Black or White: Kids on Race: CNN Special Report

Mirroring the unfinished work of adults.

Which of these is the smart child? Which is the ugly child? Which of these is the color that adults like? These are the questions asked of four to ten year olds in a pilot study to observe their views on race, sixty years after the doll study that helped reverse Brown v. Board of Education, ending segregation in schools.

Anderson Cooper and Soledad O’ Brien’s special report “Black and White Kids On Race In America” airs tonight at 10pm. It is the first night of a weeklong series on the state of children on race, and what we can do to alter mixed messages.

The children who participated in the study attended diverse schools. Despite integrated schools, 77% of white five year olds pointed to the darkest child as the dumbest child. Black children still lean toward a white bias, but at a much lower percentage than the initial study of the 1940s. Mixed children do well in diverse settings, but often feel rejected when they’re in mostly black or mostly white settings . Children have open minded views when their parents speak to them openly about race when they are very young.

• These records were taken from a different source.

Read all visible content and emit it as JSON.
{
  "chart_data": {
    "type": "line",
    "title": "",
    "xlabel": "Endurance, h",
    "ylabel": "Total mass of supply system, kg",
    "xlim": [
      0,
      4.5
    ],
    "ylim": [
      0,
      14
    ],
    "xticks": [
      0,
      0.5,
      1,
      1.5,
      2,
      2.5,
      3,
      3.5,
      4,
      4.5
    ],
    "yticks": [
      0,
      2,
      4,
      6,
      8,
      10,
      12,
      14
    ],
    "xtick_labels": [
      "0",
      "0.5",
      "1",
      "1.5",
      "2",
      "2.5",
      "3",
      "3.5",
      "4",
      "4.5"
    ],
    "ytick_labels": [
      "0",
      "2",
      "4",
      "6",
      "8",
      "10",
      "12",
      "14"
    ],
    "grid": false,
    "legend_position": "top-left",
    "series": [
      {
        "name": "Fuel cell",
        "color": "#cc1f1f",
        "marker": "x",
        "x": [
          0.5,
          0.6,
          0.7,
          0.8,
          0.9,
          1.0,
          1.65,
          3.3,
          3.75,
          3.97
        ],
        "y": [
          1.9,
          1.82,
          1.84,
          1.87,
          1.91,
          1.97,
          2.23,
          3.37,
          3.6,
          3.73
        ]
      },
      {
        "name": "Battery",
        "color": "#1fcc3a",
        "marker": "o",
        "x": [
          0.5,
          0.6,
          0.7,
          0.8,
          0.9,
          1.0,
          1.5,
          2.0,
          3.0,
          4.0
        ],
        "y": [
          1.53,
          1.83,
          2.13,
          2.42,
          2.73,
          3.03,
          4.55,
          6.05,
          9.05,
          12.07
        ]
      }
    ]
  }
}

For more on the study, tune in to CNN tonight at 10pm.

One response to “Black or White: Kids on Race: CNN Special Report

  1. I am bi-racial (french citizen with haitian origins as well) and this study does not even shock me.
    I could bet money, that if the same study was done in France, the results would be very different.

    I grew up in both nations and traveled between both continents back and forth since 1986. I am now 32, graduated from a 4 year HBCU college in 03, recently earned a MBA from Webster University, and all I can remember is that when I went to high school, an English teacher told me that it was unfortunately an advantage to be white in America… Never, have I heard anything like that in my native country France, nor have I ever believed this teacher. Things are slowly changing here but, so much still needs to be done!

    Kids should not be manipulated by their parents and told that some individuals are better than others due to the fact that their pigmentation is darker than others… It is really sad to see that people from this nation cannot see further than black or white! What about MLK’s legacy? What about his words and all the messages he shared? What about looking further than people’s skin colors? What about the character of the people of this great nation?

    I am so glad I grew up in France at times because I never experienced true psychological racism until I moved and joined Milton High School in MA. Coming here has been an eye opener on so many levels. Things are changing thank god.. After all, the first bi-racial president was recently elected! It is such a great step of progress. It keeps hope alive!